Chapître 2 : 12 années de repos
(1 ére partie)
Les savants disciples d’Esculape penchés sur ma vie naissante m’avaient prédit, avec un peu de chance et beaucoup de soins, de neuf à dix ans de vie. Beaucoup de repos, pas de grandes émotions ni de jeux violents sinon ma vie serait très brève. Que fait un bébé condamné à ne pas bouger? Il dort et observe les adultes.
Je n’ai aucun souvenir de mes trois premières années. Ma mère, mon oncle et mes grands parents Guilbeault m’ont tous raconté les mêmes choses : je n’ai pas dit un mot avant ma deuxième année et je n’ai jamais parlé en bébé, à trois ans je parlais l’anglais en plus du français.
Ce phénomène s’explique : ma mère parlait français à ses enfants, mon père, il parlait huit langues, nous parlait surtout en anglais et ma mère et lui se parlaient toujours en anglais. Comme je n’avais rien d’autre à faire, j’ai appris les deux langues en même temps. Les années m’ont confirmé la justesse de mon choix, (bon, j’exagère un peu en parlant de choix, je suis brillant mais quand même!) d’être bilingue.
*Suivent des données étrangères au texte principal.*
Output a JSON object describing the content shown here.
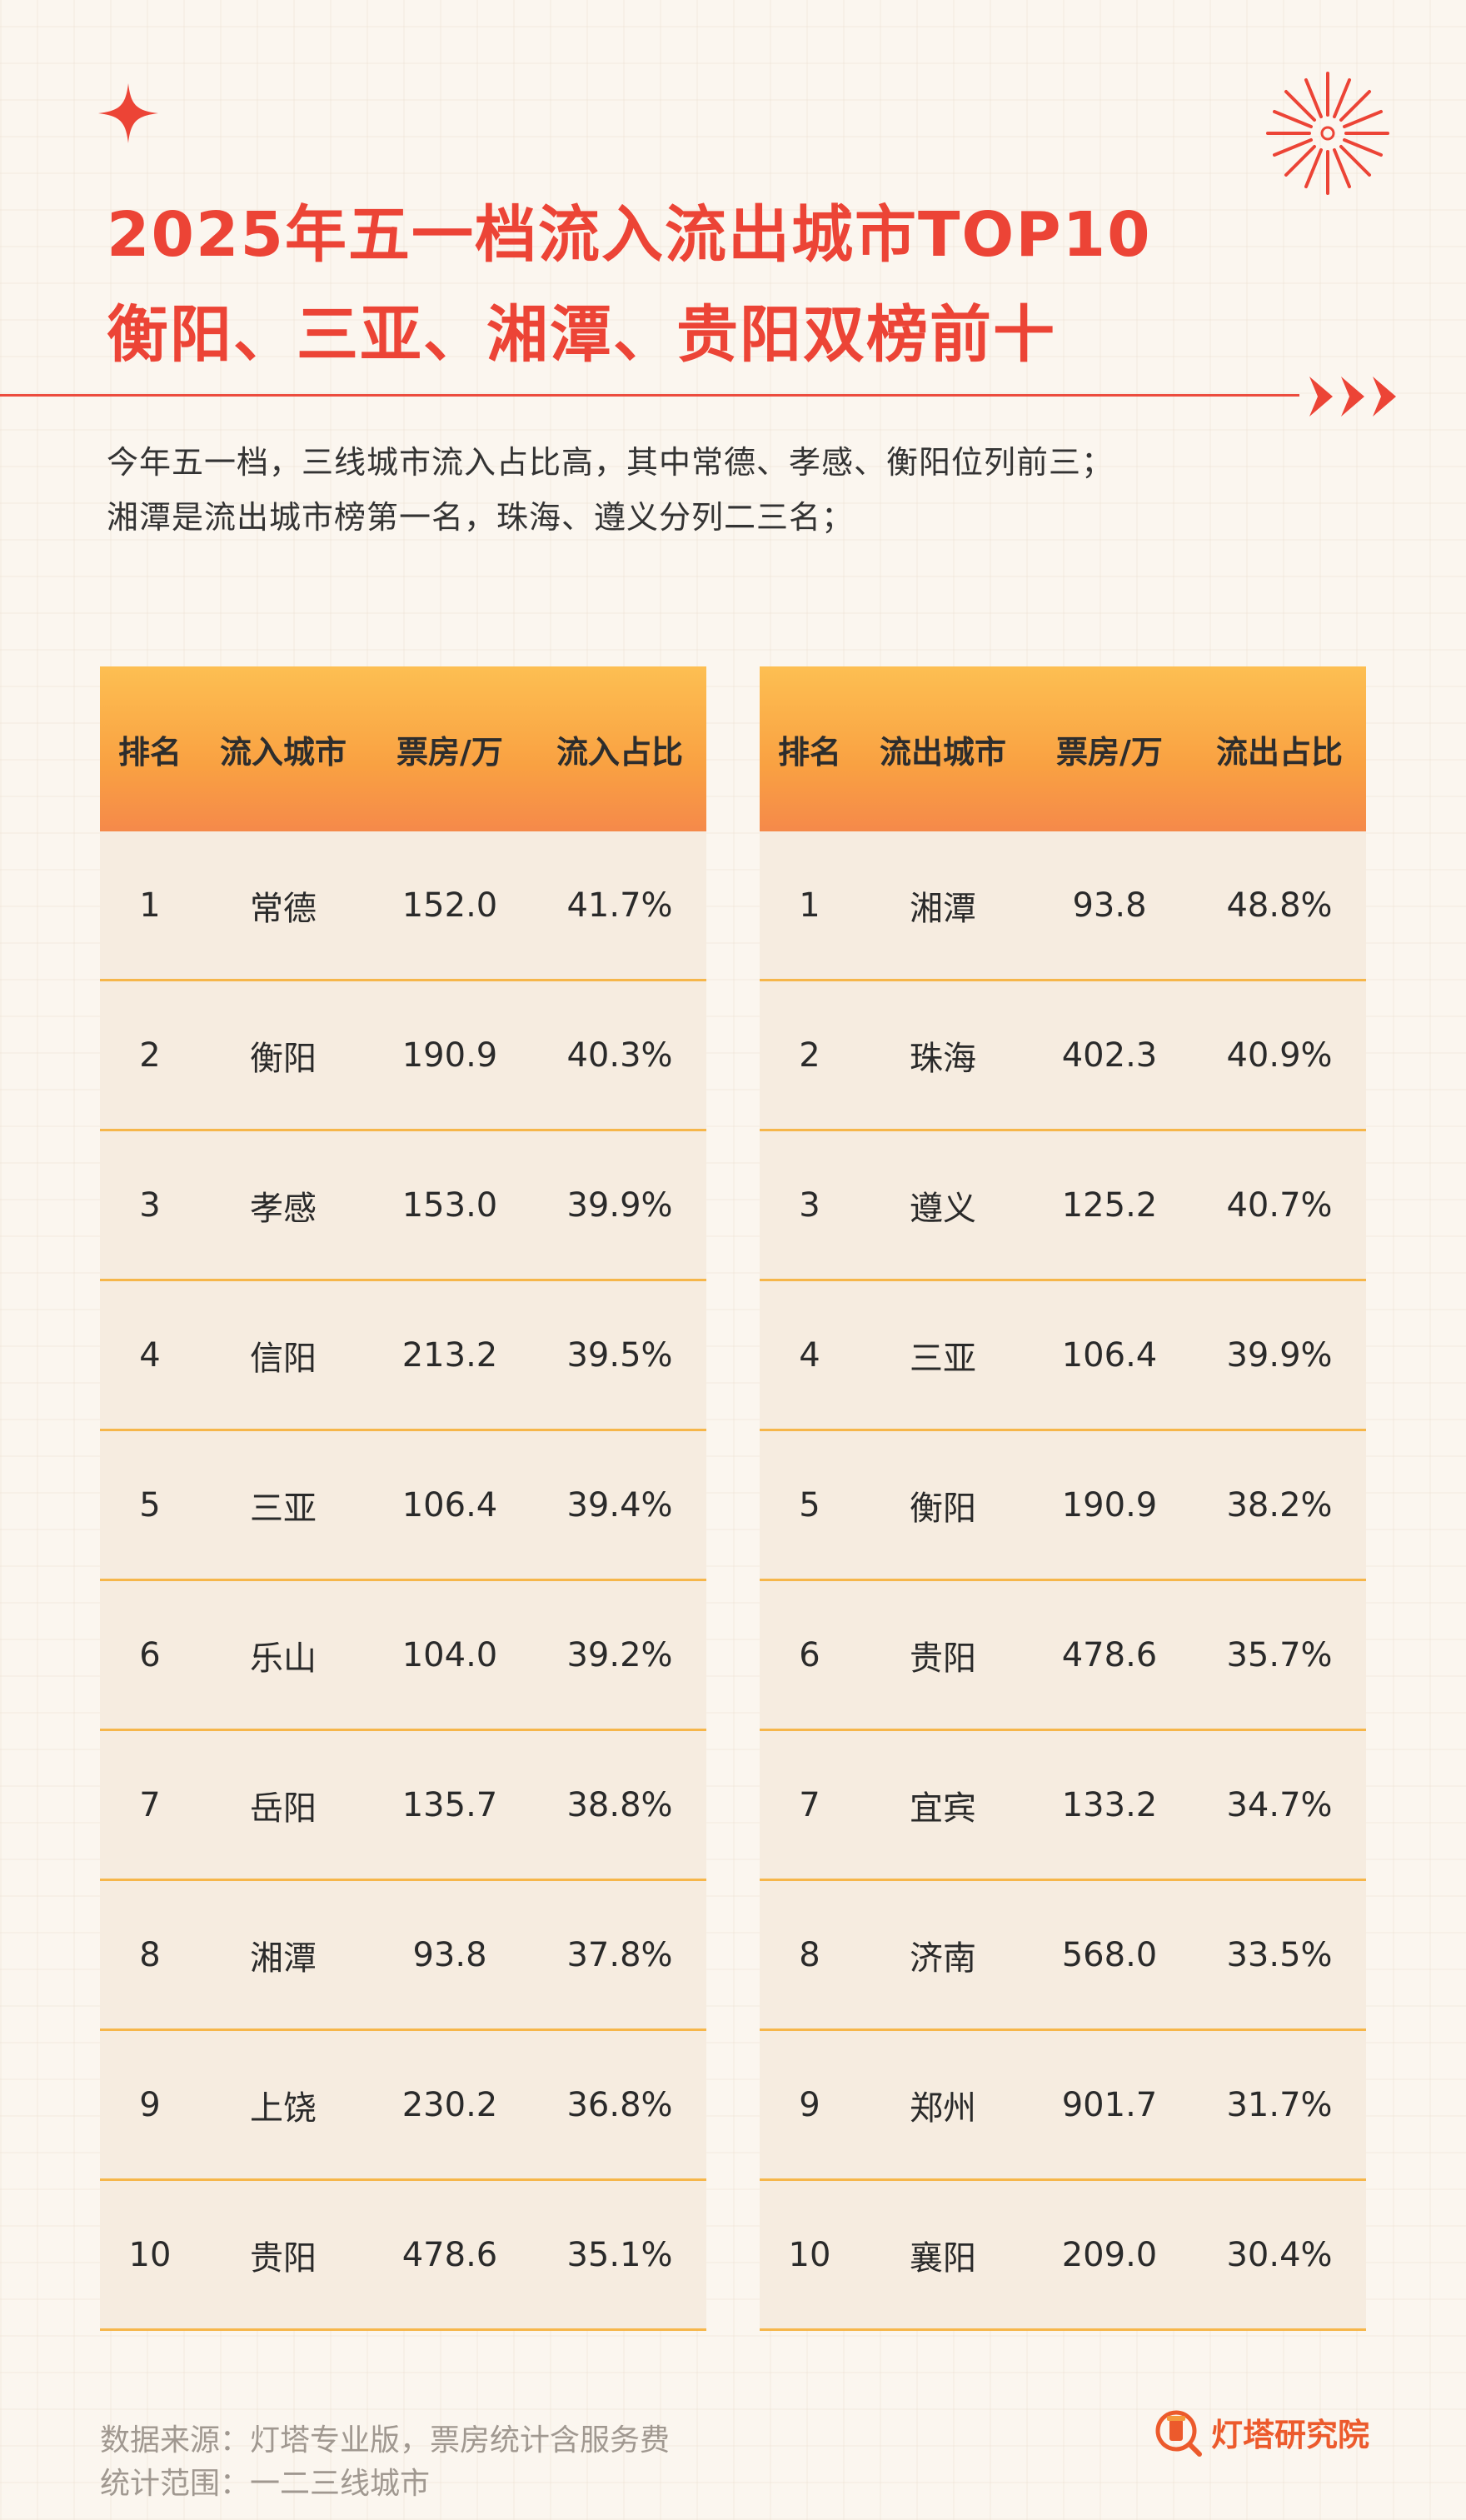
{
  "header": {
    "title_line1": "2025年五一档流入流出城市TOP10",
    "title_line2": "衡阳、三亚、湘潭、贵阳双榜前十",
    "subtitle_line1": "今年五一档，三线城市流入占比高，其中常德、孝感、衡阳位列前三；",
    "subtitle_line2": "湘潭是流出城市榜第一名，珠海、遵义分列二三名；"
  },
  "colors": {
    "accent_red": "#ec4436",
    "header_orange": "#f9a142",
    "row_bg": "#f6ece0",
    "row_divider": "#f6b64a",
    "background": "#fbf6ef"
  },
  "inflow_table": {
    "headers": [
      "排名",
      "流入城市",
      "票房/万",
      "流入占比"
    ],
    "rows": [
      [
        "1",
        "常德",
        "152.0",
        "41.7%"
      ],
      [
        "2",
        "衡阳",
        "190.9",
        "40.3%"
      ],
      [
        "3",
        "孝感",
        "153.0",
        "39.9%"
      ],
      [
        "4",
        "信阳",
        "213.2",
        "39.5%"
      ],
      [
        "5",
        "三亚",
        "106.4",
        "39.4%"
      ],
      [
        "6",
        "乐山",
        "104.0",
        "39.2%"
      ],
      [
        "7",
        "岳阳",
        "135.7",
        "38.8%"
      ],
      [
        "8",
        "湘潭",
        "93.8",
        "37.8%"
      ],
      [
        "9",
        "上饶",
        "230.2",
        "36.8%"
      ],
      [
        "10",
        "贵阳",
        "478.6",
        "35.1%"
      ]
    ]
  },
  "outflow_table": {
    "headers": [
      "排名",
      "流出城市",
      "票房/万",
      "流出占比"
    ],
    "rows": [
      [
        "1",
        "湘潭",
        "93.8",
        "48.8%"
      ],
      [
        "2",
        "珠海",
        "402.3",
        "40.9%"
      ],
      [
        "3",
        "遵义",
        "125.2",
        "40.7%"
      ],
      [
        "4",
        "三亚",
        "106.4",
        "39.9%"
      ],
      [
        "5",
        "衡阳",
        "190.9",
        "38.2%"
      ],
      [
        "6",
        "贵阳",
        "478.6",
        "35.7%"
      ],
      [
        "7",
        "宜宾",
        "133.2",
        "34.7%"
      ],
      [
        "8",
        "济南",
        "568.0",
        "33.5%"
      ],
      [
        "9",
        "郑州",
        "901.7",
        "31.7%"
      ],
      [
        "10",
        "襄阳",
        "209.0",
        "30.4%"
      ]
    ]
  },
  "footer": {
    "source": "数据来源：灯塔专业版，票房统计含服务费",
    "scope": "统计范围：一二三线城市",
    "brand": "灯塔研究院"
  },
  "icons": {
    "sparkle": "four-point-star-icon",
    "firework": "firework-icon",
    "arrows": "triple-arrow-icon",
    "brand_logo": "lighthouse-logo-icon"
  }
}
Au cours de ces trois années, je crois comprendre que nous nous sommes promenés entre Québec et Montréal au hasard des activités de mon père, sauveur de restaurants et un peu « gambler» professionnel ; je suppose que l’un ne va pas sans l’autre. Vers mes trois ans, j’ai conscience de m’être retrouvé à Chicoutimi avec un petit frère, Pierre né en 1934 et baptisé à Montréal. Il devait donc être bébé naissant quand nous sommes déménagés. J’ai pris conscience de son existence quelques années plus tard : sur son tricycle, il est passé sur les rails et les wagons de mon train mécanique, mon seul jouet significatif…après m’avoir indiqué qu’il le ferait. Ma mère ne l’avait pas disputé, il ne comprenait pas dit-elle.
À ce moment là, maman devait être enceinte de mon frère Roméo né en 1936 à Chicoutimi. À cinq ans, je me souciais peu de ces détails mais je me souviens très bien que le bébé, que j’avais baptisé « face de patate», était resté trois mois à la maternité du Dr Dumas et de ses sept filles, toutes infirmières. Ma mère avait toujours voulu avoir une fille. L’accouchement, m’a-t-on dit avait été très difficile et les sœurs Dumas, pour la consoler, lui avait dit qu’elle avait eu une fille. Quand elle prit conscience que la fille était un garçon, elle a refusé de ramener le bébé à la maison. Quand les sœurs Dumas, après trois mois, offrirent d’adopter le bébé, maman se décida à le ramener chez-nous.
Hormis cet incident, la vie s’écoulait paisible. J’apprenais à lire, à écrire et, à mon corps défendant, à compter. Ma seule activité consistait à lire tout ce qui me tombait sous la main : journaux, revues, livres de contes, bandes dessinées, rien ne m’échappait. Comme je ne me décidais pas à mourir, on me permit de sortir un peu.
Un jour, je me retrouvai sur le quai pendant qu’un grand bateau blanc accostait. Pendant la manœuvre, des personnes sur le pont lançaient des sous sur le quai et les enfants se battaient pour les ramasser. Ces gens semblaient s’en amuser. Avec deux garçons, que j’appris à connaître par la suite, je regardais sans comprendre. Les passagers commencèrent à débarquer et quelques uns s’approchèrent :
- - What don’t you want to have some money?
- - Why, répondis-je?
- -- Oh! You speak English?
- Yes, et les deux autres répondirent aussi.
La conversation s’engagea, les demandes de renseignements s’ensuivirent et bientôt, sans avoir à nous battre ni déchirer nos vêtements nous avions un joli pécule d’accumulé en dollars américains (mais ça, nous ne la savions pas avant que nos parents nous le disent). Ce rituel se poursuivit tout les étés jusqu’à notre départ pour Montréal en 1941. J’avais alors dix ans et je vivais toujours à la grande surprise des savants médicastres, aurait dit Molière que je ne connaissais pas encore.